Obese people often undergo oxidative stress, resulting in disorders of energy metabolism, signal transduction, and other cellular functions [36]. The system that defends against oxidative stress is mainly composed of enzymatic and non-enzymatic antioxidants such as CAT, GSH-Px, SOD, and GSH [41]. SOD scavenges superoxide radicals by means of copper, zinc, and manganese ions as auxiliary groups [41]. CAT directly converts hydrogen peroxide into water and oxygen. The reaction of H2O2 and GSH to form H2O and oxidized glutathione (GSSG) is catalyzed by GSH-Px [41]. In the model group, mRNA expression of SOD1, SOD2, CAT, GSH-Px, and GSH1 was significantly suppressed, indicating that the antioxidant capacity of obese mice decreased. LF-CQPC07 upregulated the mRNA expression of SOD1, GSH-Px, SOD2, CAT, and GSH1 to increase the body's antioxidant capacity and inhibit oxidative stress, thereby relieving liver damage and inflammation caused by obesity.
The peroxisome proliferator-activated receptor (PPAR) family is widely recognized as a lipid sensor that is involved in regulating lipids, glucose metabolism, and energy metabolism [42, 43]. The expression of PPAR-α is detected in many tissues, but its highest expression occurs in the liver. It is critical in regulating fatty acid uptake, β-oxidation of fatty acids, ketogenic effects, bile acid synthesis, and triglyceride conversion [44], and PPAR-α signaling inhibits lipid accumulation and subsequent oxidative stress. PPAR-γ is another member of the PPAR family that is an essential transcription factor in regulating lipid metabolism [45, 46]. It participates in fat metabolism and promotes synthesis, transport, and lipid deposition by regulating the transcription of lipid metabolism-related genes [45, 46]. In addition, PPAR-γ acts as a key factor in early adipocyte differentiation and it promotes the expression of C/EBP-α, and then they work together to induce adipocyte differentiation and lipid deposition [47, 48].

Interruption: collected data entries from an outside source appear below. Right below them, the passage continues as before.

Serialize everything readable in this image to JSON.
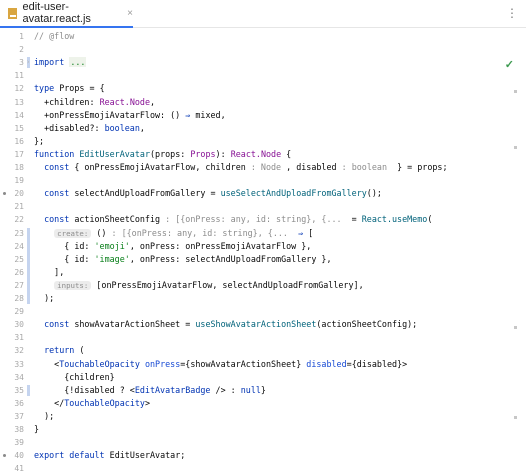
{
  "tab": {
    "filename": "edit-user-avatar.react.js",
    "close": "×",
    "more": "⋮"
  },
  "status": {
    "check": "✓"
  },
  "lines": [
    {
      "n": "1"
    },
    {
      "n": "2"
    },
    {
      "n": "3"
    },
    {
      "n": "11"
    },
    {
      "n": "12"
    },
    {
      "n": "13"
    },
    {
      "n": "14"
    },
    {
      "n": "15"
    },
    {
      "n": "16"
    },
    {
      "n": "17"
    },
    {
      "n": "18"
    },
    {
      "n": "19"
    },
    {
      "n": "20"
    },
    {
      "n": "21"
    },
    {
      "n": "22"
    },
    {
      "n": "23"
    },
    {
      "n": "24"
    },
    {
      "n": "25"
    },
    {
      "n": "26"
    },
    {
      "n": "27"
    },
    {
      "n": "28"
    },
    {
      "n": "29"
    },
    {
      "n": "30"
    },
    {
      "n": "31"
    },
    {
      "n": "32"
    },
    {
      "n": "33"
    },
    {
      "n": "34"
    },
    {
      "n": "35"
    },
    {
      "n": "36"
    },
    {
      "n": "37"
    },
    {
      "n": "38"
    },
    {
      "n": "39"
    },
    {
      "n": "40"
    },
    {
      "n": "41"
    }
  ],
  "code": {
    "l1": "// @flow",
    "l3_kw": "import",
    "l3_fold": "...",
    "l12_kw": "type",
    "l12_name": "Props",
    "l12_rest": " = {",
    "l13_a": "  +children: ",
    "l13_b": "React.Node",
    "l13_c": ",",
    "l14_a": "  +onPressEmojiAvatarFlow: () ",
    "l14_arrow": "⇒",
    "l14_b": " mixed,",
    "l15_a": "  +disabled?: ",
    "l15_b": "boolean",
    "l15_c": ",",
    "l16": "};",
    "l17_kw": "function",
    "l17_fn": "EditUserAvatar",
    "l17_a": "(props: ",
    "l17_ty": "Props",
    "l17_b": "): ",
    "l17_ty2": "React.Node",
    "l17_c": " {",
    "l18_kw": "  const",
    "l18_a": " { onPressEmojiAvatarFlow, children ",
    "l18_h1": ": Node",
    "l18_b": " , disabled ",
    "l18_h2": ": boolean",
    "l18_c": "  } = props;",
    "l20_kw": "  const",
    "l20_a": " selectAndUploadFromGallery = ",
    "l20_fn": "useSelectAndUploadFromGallery",
    "l20_b": "();",
    "l22_kw": "  const",
    "l22_a": " actionSheetConfig ",
    "l22_h": ": [{onPress: any, id: string}, {...",
    "l22_b": "  = ",
    "l22_fn": "React.useMemo",
    "l22_c": "(",
    "l23_inlay": "create:",
    "l23_a": " () ",
    "l23_h": ": [{onPress: any, id: string}, {...",
    "l23_arrow": "  ⇒",
    "l23_b": " [",
    "l24_a": "      { id: ",
    "l24_str": "'emoji'",
    "l24_b": ", onPress: onPressEmojiAvatarFlow },",
    "l25_a": "      { id: ",
    "l25_str": "'image'",
    "l25_b": ", onPress: selectAndUploadFromGallery },",
    "l26": "    ],",
    "l27_inlay": "inputs:",
    "l27_a": " [onPressEmojiAvatarFlow, selectAndUploadFromGallery],",
    "l28": "  );",
    "l30_kw": "  const",
    "l30_a": " showAvatarActionSheet = ",
    "l30_fn": "useShowAvatarActionSheet",
    "l30_b": "(actionSheetConfig);",
    "l32_kw": "  return",
    "l32_a": " (",
    "l33_a": "    <",
    "l33_tag": "TouchableOpacity",
    "l33_attr1": " onPress",
    "l33_b": "={showAvatarActionSheet}",
    "l33_attr2": " disabled",
    "l33_c": "={disabled}>",
    "l34": "      {children}",
    "l35_a": "      {!disabled ? <",
    "l35_tag": "EditAvatarBadge",
    "l35_b": " /> : ",
    "l35_kw": "null",
    "l35_c": "}",
    "l36_a": "    </",
    "l36_tag": "TouchableOpacity",
    "l36_b": ">",
    "l37": "  );",
    "l38": "}",
    "l40_kw1": "export",
    "l40_kw2": " default",
    "l40_a": " EditUserAvatar;"
  }
}
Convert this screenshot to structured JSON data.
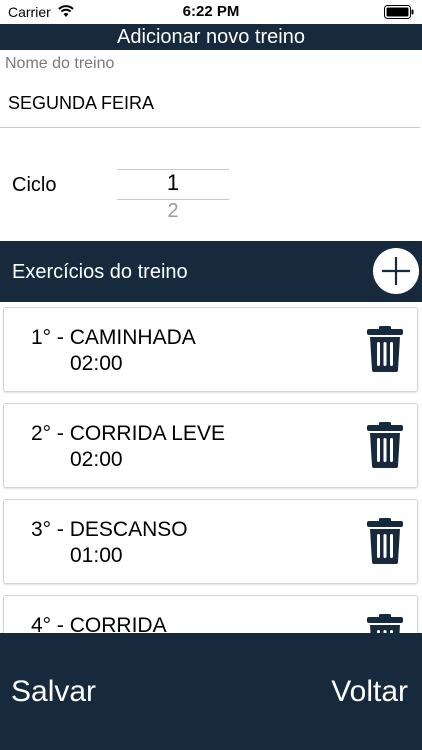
{
  "status_bar": {
    "carrier": "Carrier",
    "time": "6:22 PM"
  },
  "header": {
    "title": "Adicionar novo treino"
  },
  "form": {
    "name_label": "Nome do treino",
    "name_value": "SEGUNDA FEIRA",
    "cycle_label": "Ciclo",
    "cycle_selected": "1",
    "cycle_next": "2"
  },
  "exercises": {
    "title": "Exercícios do treino",
    "items": [
      {
        "name": "1° - CAMINHADA",
        "duration": "02:00"
      },
      {
        "name": "2° - CORRIDA LEVE",
        "duration": "02:00"
      },
      {
        "name": "3° - DESCANSO",
        "duration": "01:00"
      },
      {
        "name": "4° - CORRIDA",
        "duration": ""
      }
    ]
  },
  "footer": {
    "save_label": "Salvar",
    "back_label": "Voltar"
  },
  "colors": {
    "primary": "#172a3d",
    "background": "#ffffff"
  },
  "icons": {
    "add": "plus-circle-icon",
    "delete": "trash-icon",
    "wifi": "wifi-icon",
    "battery": "battery-icon"
  }
}
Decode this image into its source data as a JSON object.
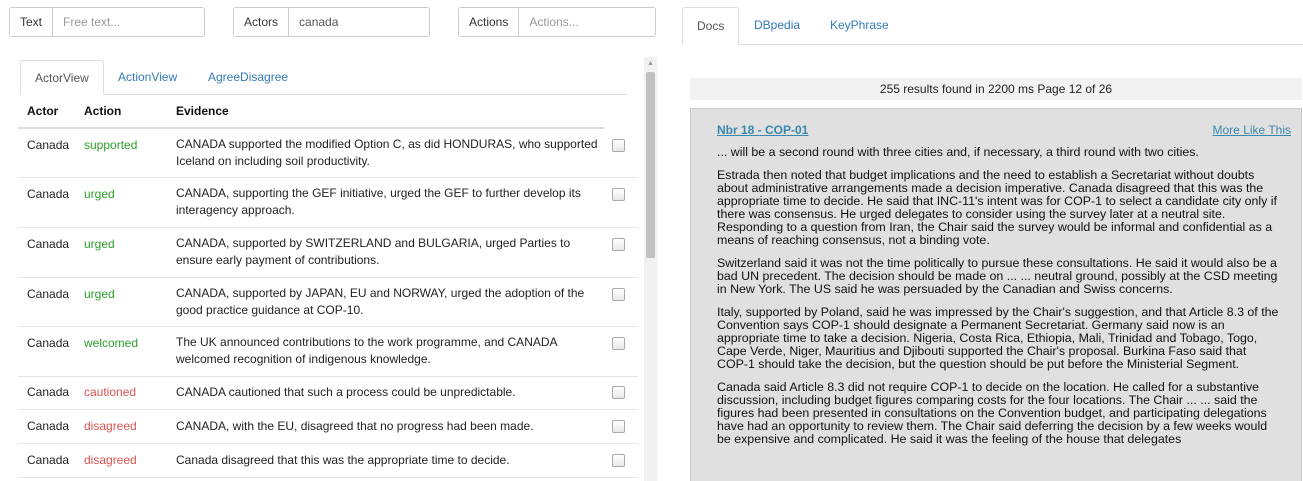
{
  "filters": {
    "text": {
      "label": "Text",
      "placeholder": "Free text..."
    },
    "actors": {
      "label": "Actors",
      "value": "canada"
    },
    "actions": {
      "label": "Actions",
      "placeholder": "Actions..."
    }
  },
  "left_tabs": [
    "ActorView",
    "ActionView",
    "AgreeDisagree"
  ],
  "table": {
    "headers": [
      "Actor",
      "Action",
      "Evidence"
    ],
    "rows": [
      {
        "actor": "Canada",
        "action": "supported",
        "evidence": "CANADA supported the modified Option C, as did HONDURAS, who supported Iceland on including soil productivity."
      },
      {
        "actor": "Canada",
        "action": "urged",
        "evidence": "CANADA, supporting the GEF initiative, urged the GEF to further develop its interagency approach."
      },
      {
        "actor": "Canada",
        "action": "urged",
        "evidence": "CANADA, supported by SWITZERLAND and BULGARIA, urged Parties to ensure early payment of contributions."
      },
      {
        "actor": "Canada",
        "action": "urged",
        "evidence": "CANADA, supported by JAPAN, EU and NORWAY, urged the adoption of the good practice guidance at COP-10."
      },
      {
        "actor": "Canada",
        "action": "welcomed",
        "evidence": "The UK announced contributions to the work programme, and CANADA welcomed recognition of indigenous knowledge."
      },
      {
        "actor": "Canada",
        "action": "cautioned",
        "evidence": "CANADA cautioned that such a process could be unpredictable."
      },
      {
        "actor": "Canada",
        "action": "disagreed",
        "evidence": "CANADA, with the EU, disagreed that no progress had been made."
      },
      {
        "actor": "Canada",
        "action": "disagreed",
        "evidence": "Canada disagreed that this was the appropriate time to decide."
      }
    ]
  },
  "right_tabs": [
    "Docs",
    "DBpedia",
    "KeyPhrase"
  ],
  "results_text": "255 results found in 2200 ms Page 12 of 26",
  "doc": {
    "title": "Nbr 18 - COP-01",
    "more_like": "More Like This",
    "paragraphs": [
      "... will be a second round with three cities and, if necessary, a third round with two cities.",
      "Estrada then noted that budget implications and the need to establish a Secretariat without doubts about administrative arrangements made a decision imperative. Canada disagreed that this was the appropriate time to decide. He said that INC-11's intent was for COP-1 to select a candidate city only if there was consensus. He urged delegates to consider using the survey later at a neutral site. Responding to a question from Iran, the Chair said the survey would be informal and confidential as a means of reaching consensus, not a binding vote.",
      "Switzerland said it was not the time politically to pursue these consultations. He said it would also be a bad UN precedent. The decision should be made on ... ... neutral ground, possibly at the CSD meeting in New York. The US said he was persuaded by the Canadian and Swiss concerns.",
      "Italy, supported by Poland, said he was impressed by the Chair's suggestion, and that Article 8.3 of the Convention says COP-1 should designate a Permanent Secretariat. Germany said now is an appropriate time to take a decision. Nigeria, Costa Rica, Ethiopia, Mali, Trinidad and Tobago, Togo, Cape Verde, Niger, Mauritius and Djibouti supported the Chair's proposal. Burkina Faso said that COP-1 should take the decision, but the question should be put before the Ministerial Segment.",
      "Canada said Article 8.3 did not require COP-1 to decide on the location. He called for a substantive discussion, including budget figures comparing costs for the four locations. The Chair ... ... said the figures had been presented in consultations on the Convention budget, and participating delegations have had an opportunity to review them. The Chair said deferring the decision by a few weeks would be expensive and complicated. He said it was the feeling of the house that delegates"
    ]
  },
  "colors": {
    "link": "#337ab7",
    "positive": "#2ca02c",
    "negative": "#d9534f"
  }
}
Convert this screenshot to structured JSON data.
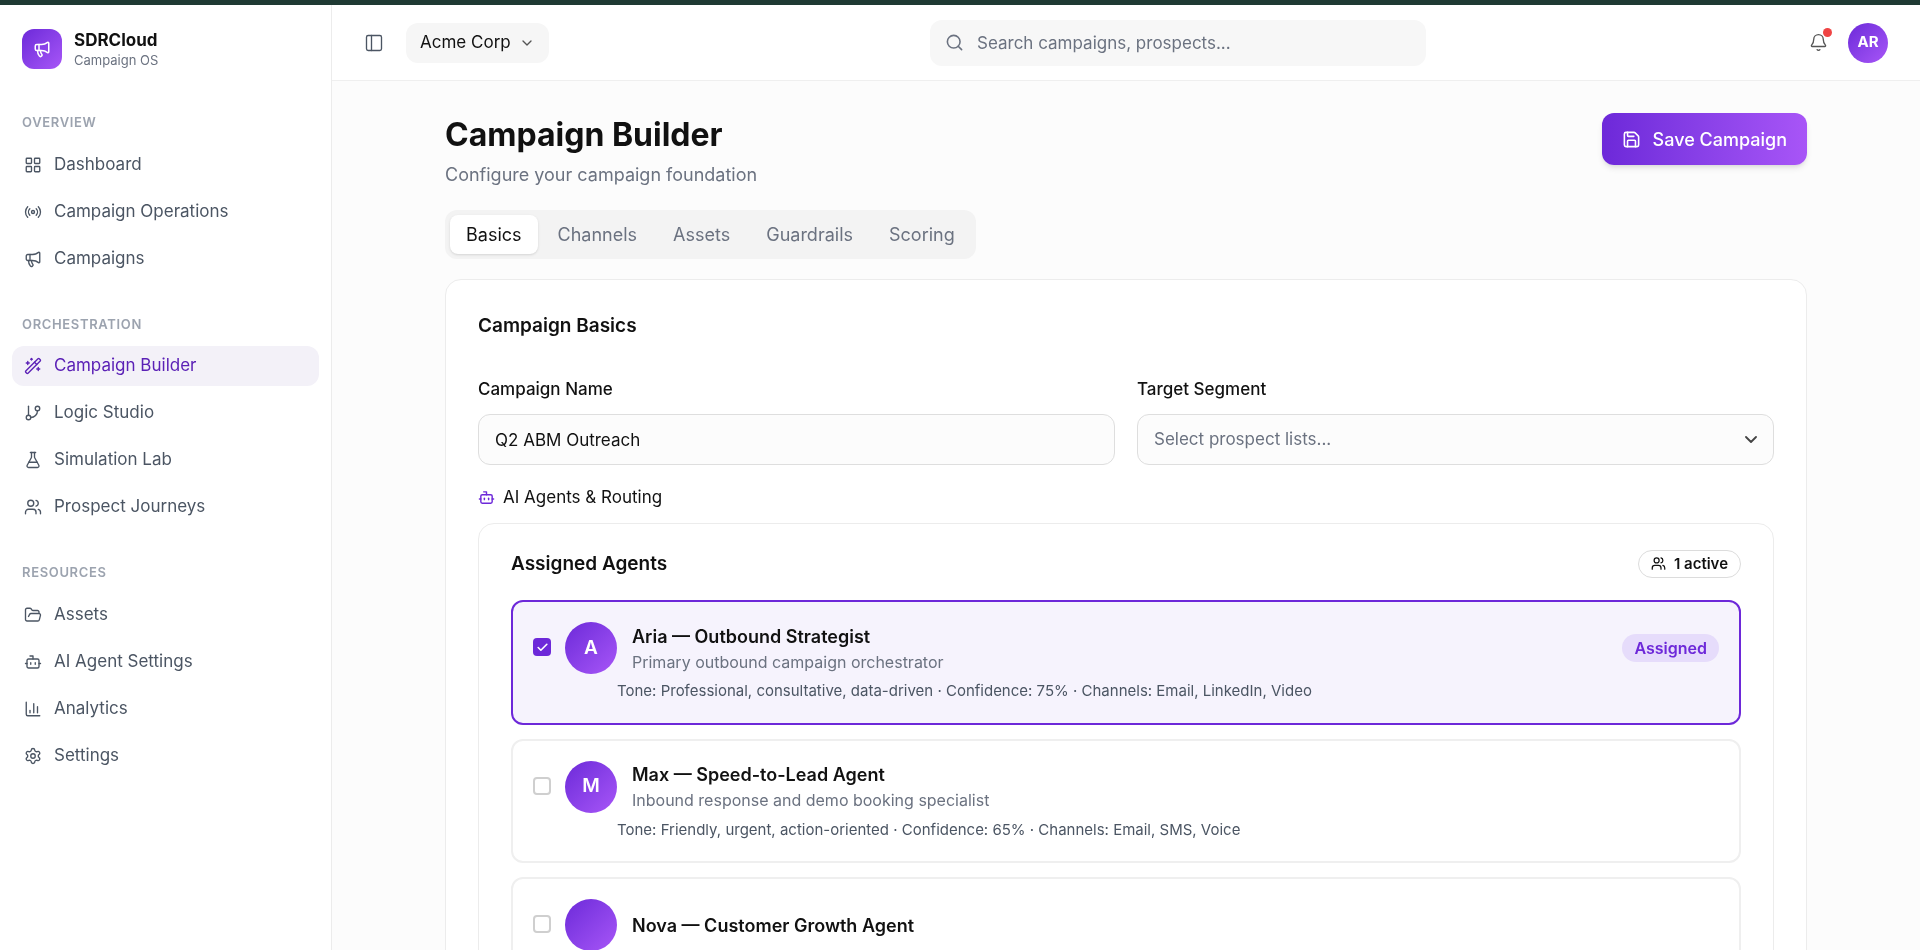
{
  "sidebar": {
    "brand": {
      "name": "SDRCloud",
      "subtitle": "Campaign OS"
    },
    "sections": [
      {
        "title": "OVERVIEW",
        "items": [
          {
            "label": "Dashboard",
            "selected": false
          },
          {
            "label": "Campaign Operations",
            "selected": false
          },
          {
            "label": "Campaigns",
            "selected": false
          }
        ]
      },
      {
        "title": "ORCHESTRATION",
        "items": [
          {
            "label": "Campaign Builder",
            "selected": true
          },
          {
            "label": "Logic Studio",
            "selected": false
          },
          {
            "label": "Simulation Lab",
            "selected": false
          },
          {
            "label": "Prospect Journeys",
            "selected": false
          }
        ]
      },
      {
        "title": "RESOURCES",
        "items": [
          {
            "label": "Assets",
            "selected": false
          },
          {
            "label": "AI Agent Settings",
            "selected": false
          },
          {
            "label": "Analytics",
            "selected": false
          },
          {
            "label": "Settings",
            "selected": false
          }
        ]
      }
    ]
  },
  "header": {
    "workspace": "Acme Corp",
    "search": {
      "placeholder": "Search campaigns, prospects..."
    },
    "notifications": {
      "unread": true
    },
    "avatar": "AR"
  },
  "page": {
    "title": "Campaign Builder",
    "subtitle": "Configure your campaign foundation",
    "save_button": "Save Campaign",
    "tabs": [
      {
        "label": "Basics",
        "selected": true
      },
      {
        "label": "Channels",
        "selected": false
      },
      {
        "label": "Assets",
        "selected": false
      },
      {
        "label": "Guardrails",
        "selected": false
      },
      {
        "label": "Scoring",
        "selected": false
      }
    ],
    "basics": {
      "title": "Campaign Basics",
      "campaign_name": {
        "label": "Campaign Name",
        "value": "Q2 ABM Outreach"
      },
      "target_segment": {
        "label": "Target Segment",
        "placeholder": "Select prospect lists..."
      },
      "agents_heading": "AI Agents & Routing",
      "agents_card": {
        "title": "Assigned Agents",
        "badge": "1 active",
        "agents": [
          {
            "initial": "A",
            "name": "Aria — Outbound Strategist",
            "description": "Primary outbound campaign orchestrator",
            "details": "Tone: Professional, consultative, data-driven · Confidence: 75% · Channels: Email, LinkedIn, Video",
            "checked": true,
            "badge": "Assigned"
          },
          {
            "initial": "M",
            "name": "Max — Speed-to-Lead Agent",
            "description": "Inbound response and demo booking specialist",
            "details": "Tone: Friendly, urgent, action-oriented · Confidence: 65% · Channels: Email, SMS, Voice",
            "checked": false
          },
          {
            "name": "Nova — Customer Growth Agent",
            "checked": false
          }
        ]
      }
    }
  }
}
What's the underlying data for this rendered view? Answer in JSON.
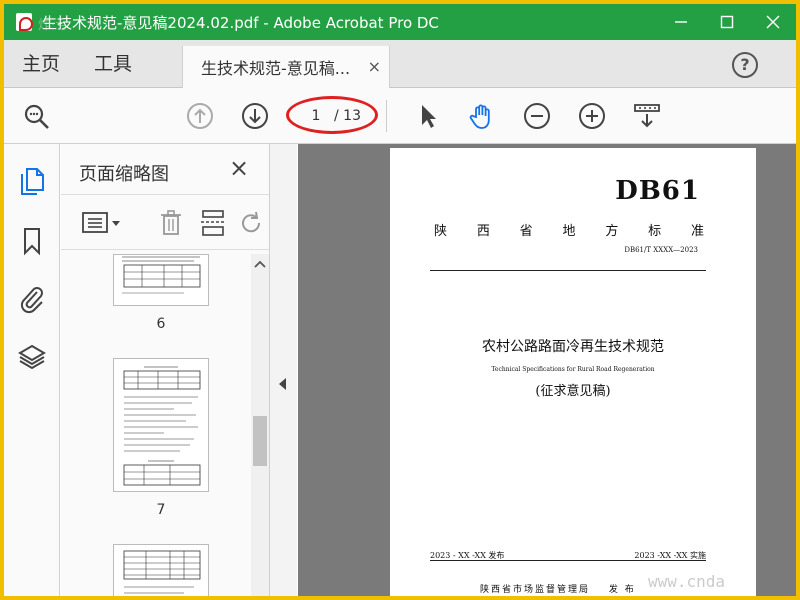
{
  "window": {
    "title": "生技术规范-意见稿2024.02.pdf - Adobe Acrobat Pro DC",
    "watermark_top": "炸·亏"
  },
  "tabs": {
    "home": "主页",
    "tools": "工具",
    "document_tab": "生技术规范-意见稿...",
    "close": "×",
    "help": "?"
  },
  "toolbar": {
    "current_page": "1",
    "page_total": "/ 13"
  },
  "thumbnails_panel": {
    "title": "页面缩略图",
    "close": "×",
    "pages": [
      {
        "label": "6"
      },
      {
        "label": "7"
      },
      {
        "label": ""
      }
    ]
  },
  "document": {
    "code": "DB61",
    "province_chars": [
      "陕",
      "西",
      "省",
      "地",
      "方",
      "标",
      "准"
    ],
    "standard_number": "DB61/T XXXX—2023",
    "title_cn": "农村公路路面冷再生技术规范",
    "title_en": "Technical Specifications for Rural Road Regeneration",
    "draft_note": "(征求意见稿)",
    "issue_date": "2023 - XX -XX 发布",
    "effective_date": "2023 -XX -XX 实施",
    "publisher": "陕西省市场监督管理局",
    "publish_word": "发 布",
    "watermark": "www.cnda"
  },
  "colors": {
    "titlebar": "#24a044",
    "accent_blue": "#1473e6",
    "annotation_red": "#e02020",
    "border_yellow": "#f0c000"
  }
}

LPL and CPT1, as downstream target genes for PPAR-α and PPAR-γ signaling, directly regulate lipid metabolism [45, 49]. LPL is a key rate-limiting enzyme for hydrolyzing triglycerides, and can remove triglyceride-rich proteins including very low-density lipoprotein (VLDL), LDL, and chylomicron, and increase HDL levels [50]. As the rate-limiting enzyme for the β-oxidation of fatty acid, CPT1 catalyzes the synthesis of fatty acyl carnitine by long-chain fatty acyl CoA and carnitine [51]. CYP7A1 catalyzes cholesterol transformed into cholic acid. It is the rate-limiting enzyme in the classic pathway of bile acid synthesis, and maintains cholesterol homeostasis and bile acid synthesis [52]. LF-CQPC07 upregulates the mRNA expression of PPAR-α, LPL, CPT1, and CYP7A1 and downregulates the mRNA expression of PPAR-γ and C/EBP-α to inhibit the differentiation and proliferation of adipocytes, promote the β-oxidation of fatty acid and decomposition of triglyceride and cholesterol, and reduce the accumulation of lipid, thereby ameliorating the disorder of lipid metabolism and inhibiting obesity.